My amaryllis twenty-four hours later
It gives me a lot of hope
If we merge mercy
With might, and
Might with right, then love
Becomes legendary.
Amanda Gorman
Dumbstruck,
still and forever, by the amount of hate in this world. Hate for people who are
different--race, sexual orientation, religion, politics. The counter to hate,
to me, is empathy. Instead of railing about illegal immigrants (someone once
said no human being should ever be called illegal—call them undocumented if you
must), why not think about that woman who walked three thousand miles carrying
her possessions—and her young child—on her back? What had happened to her, her
family?
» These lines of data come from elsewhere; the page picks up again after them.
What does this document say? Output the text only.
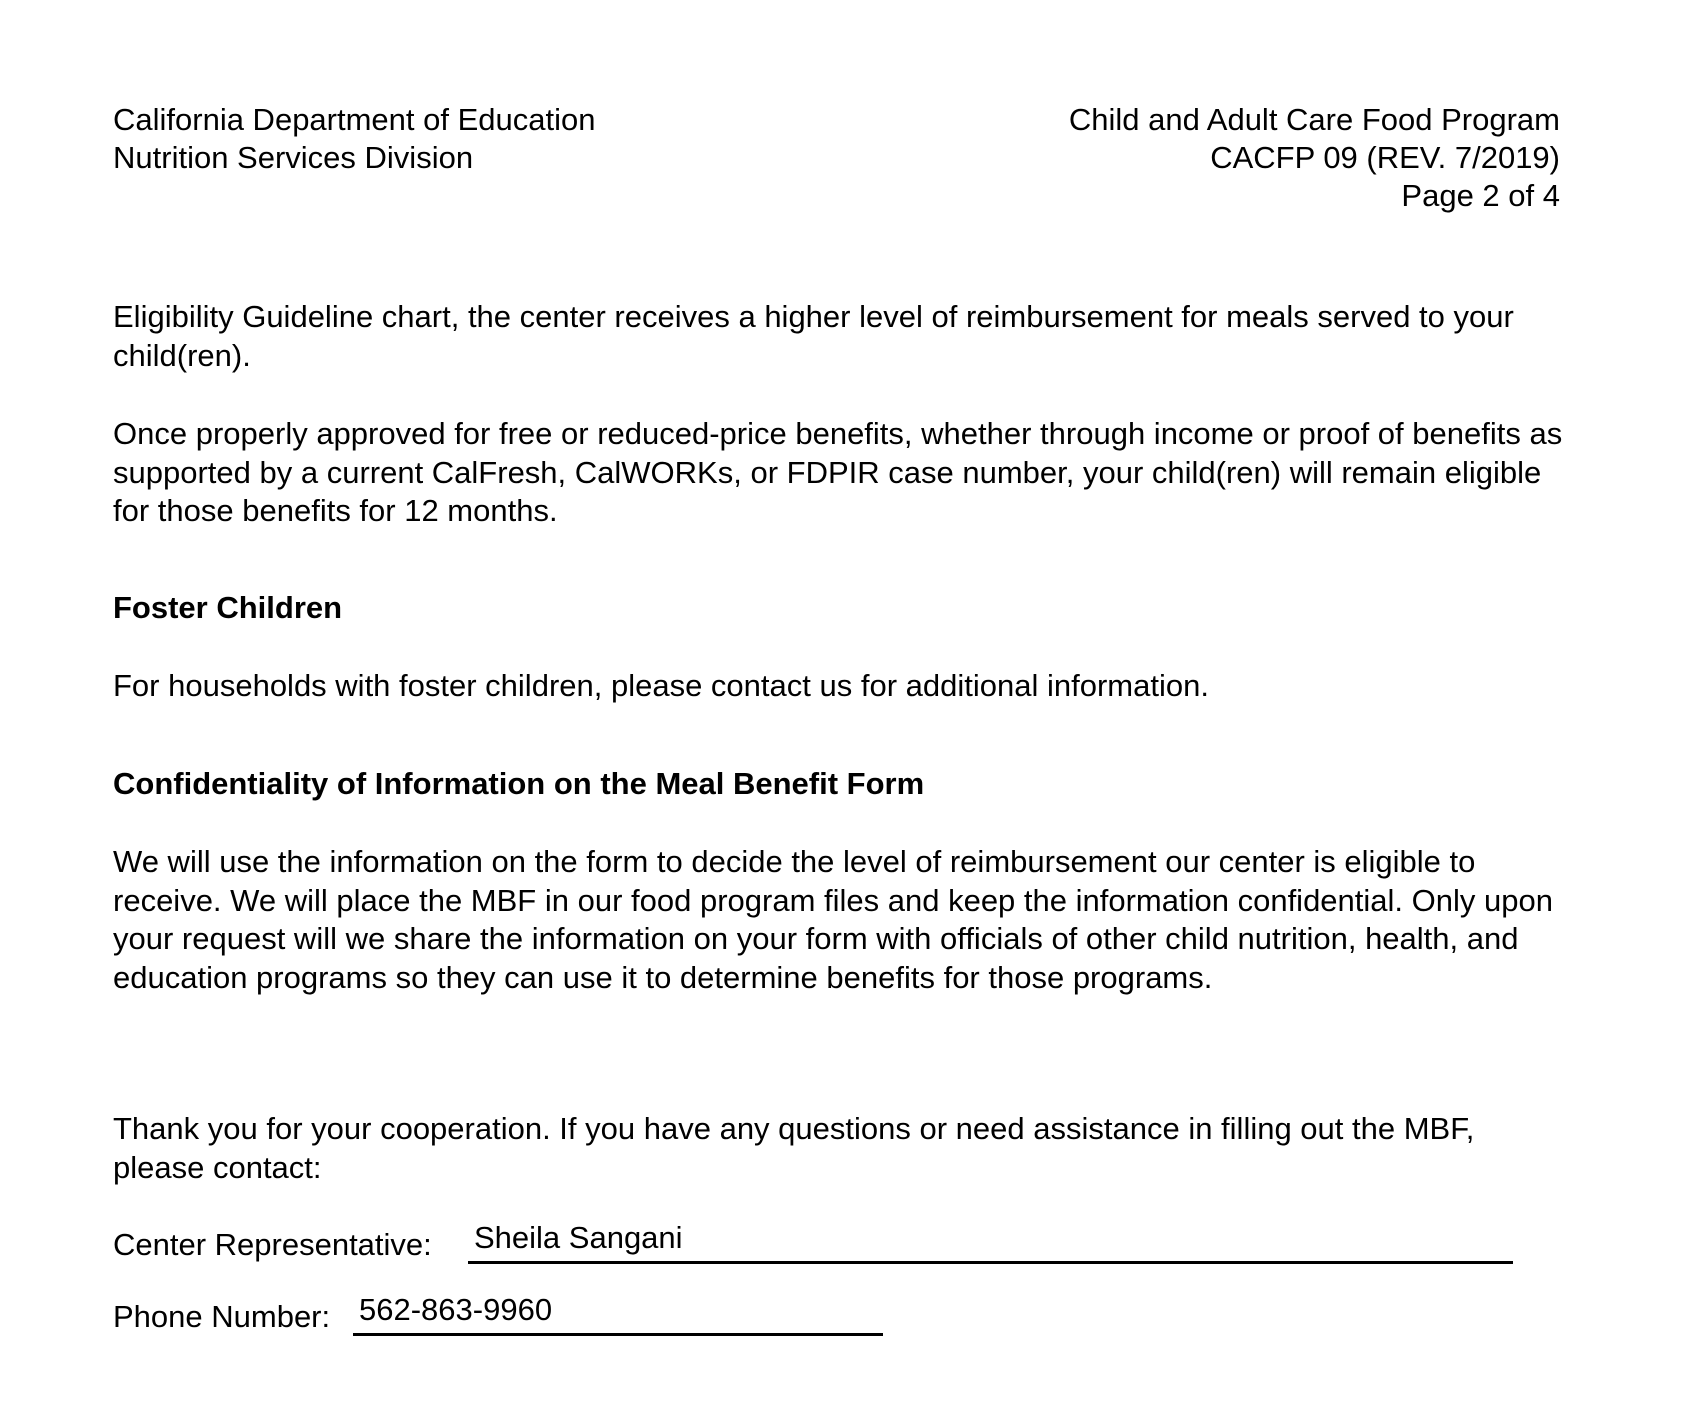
California Department of Education
Nutrition Services Division
Child and Adult Care Food Program
CACFP 09 (REV. 7/2019)
Page 2 of 4

Eligibility Guideline chart, the center receives a higher level of reimbursement for meals served to your child(ren).

Once properly approved for free or reduced-price benefits, whether through income or proof of benefits as supported by a current CalFresh, CalWORKs, or FDPIR case number, your child(ren) will remain eligible for those benefits for 12 months.

Foster Children

For households with foster children, please contact us for additional information.

Confidentiality of Information on the Meal Benefit Form

We will use the information on the form to decide the level of reimbursement our center is eligible to receive. We will place the MBF in our food program files and keep the information confidential. Only upon your request will we share the information on your form with officials of other child nutrition, health, and education programs so they can use it to determine benefits for those programs.

Thank you for your cooperation. If you have any questions or need assistance in filling out the MBF, please contact:

Center Representative: Sheila Sangani
Phone Number: 562-863-9960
What made her so desperate? What did she hope to find? My mom was fond
of the old saying, “Never judge a man until you’ve walked a mile in his shoes.”
(Only she used a Native American version that substituted moccasins for shoes.)
I read
recently of a man who had been a participant in some capacity at the Nuremburg
trials of the Nazi war criminals. He said that after careful study he had
concluded that the greatest definition of evil was lack of empathy. Makes sense
to me, and I am sad that I see that trait all around us these days.
Here’s
the dictionary definition: empathy is the
ability to understand and share the feelings of another. Synonyms are: sympathy, pity, feeling, concern, considerateness, consideration, tenderness, tender-heartedness, kindness, kind-heartedness, sensitivity, insight, fellow feeling, brotherly love, neighborliness, decency · humanity · .
Gentle words, aren’t they?
Practicing
empathy is not easy. I am the first to admit that I too often jump the gun,
figuring I know the situation. Not only that, but I am usually quite sure my
point of view is the right one. I am trying to teach myself to slow down, find
out everything about the situation, listen to the other point of view. Yesterday
I talked to ATT five times, three of them to the mechanized voice; Today the
Wi-Fi stopped working again, and I called. But I know the ropes now and how to
get a real person, and when I did I made it a point to be as nice as I could.
Yes, I told him my frustration, but not in accusatory tones. And I asked where
he lived, thanked him for his attention. I got what I want: a new router is one
the way.
Far
too many times, when I try to post what I hope is reason about some of what’s
going on in Texas—book banning, voter suppression, that damn wall—I get
responses that tell me to go somewhere else, get out of Texas. I want to shout,
“I may not be native, but I’ve been here fifty-five years, my family, my
career, and my life are here. I’m not leaving.” But the angry voices on
Facebook don’t care. They have no empathy.
Right
now I think the elected officials who run our country—and most definitely our
state—could practice a lot of empathy instead of extreme partisan politics. I
think of Tip O’Neill who was Speaker of the House in the late Seventies and
early Eighties. He was known for reaching across the aisle, and there was a
spirit of collegiality in the House. President Biden, when he was a senator,
was also known for collegiality. There is none of that today. Votes are almost
strictly along partisan lines, with it seems to me, little thought about their
effect on our citizens, and a lot of though about the politicians’ careers.
Take
Gov. Abbott’s deployment of troops to “secure” the border. They have had their
lives disrupted—businesses closed, educations interrupted, families torn apart,
while they sit in poorly equipped camps, bored, never seeing a migrant. But
Gov. Abbott is making the former guy and their base happy. What’s a few
discontent soldiers? What they are is human beings with lives and hopes and
families and fears, not pawns in a game.
If I
got a little preachy, I apologize, but empathy—the lack of it, the need for it,
has been on my mind for a while. And it’s a hard subject to write about. Years
ago, I titled my first novel, “A Year with no Summer,” but the New York
publisher changed it to “After Pa Was Shot” because year and summer are
intangibles. So is empathy, but we can make it real in our daily lives.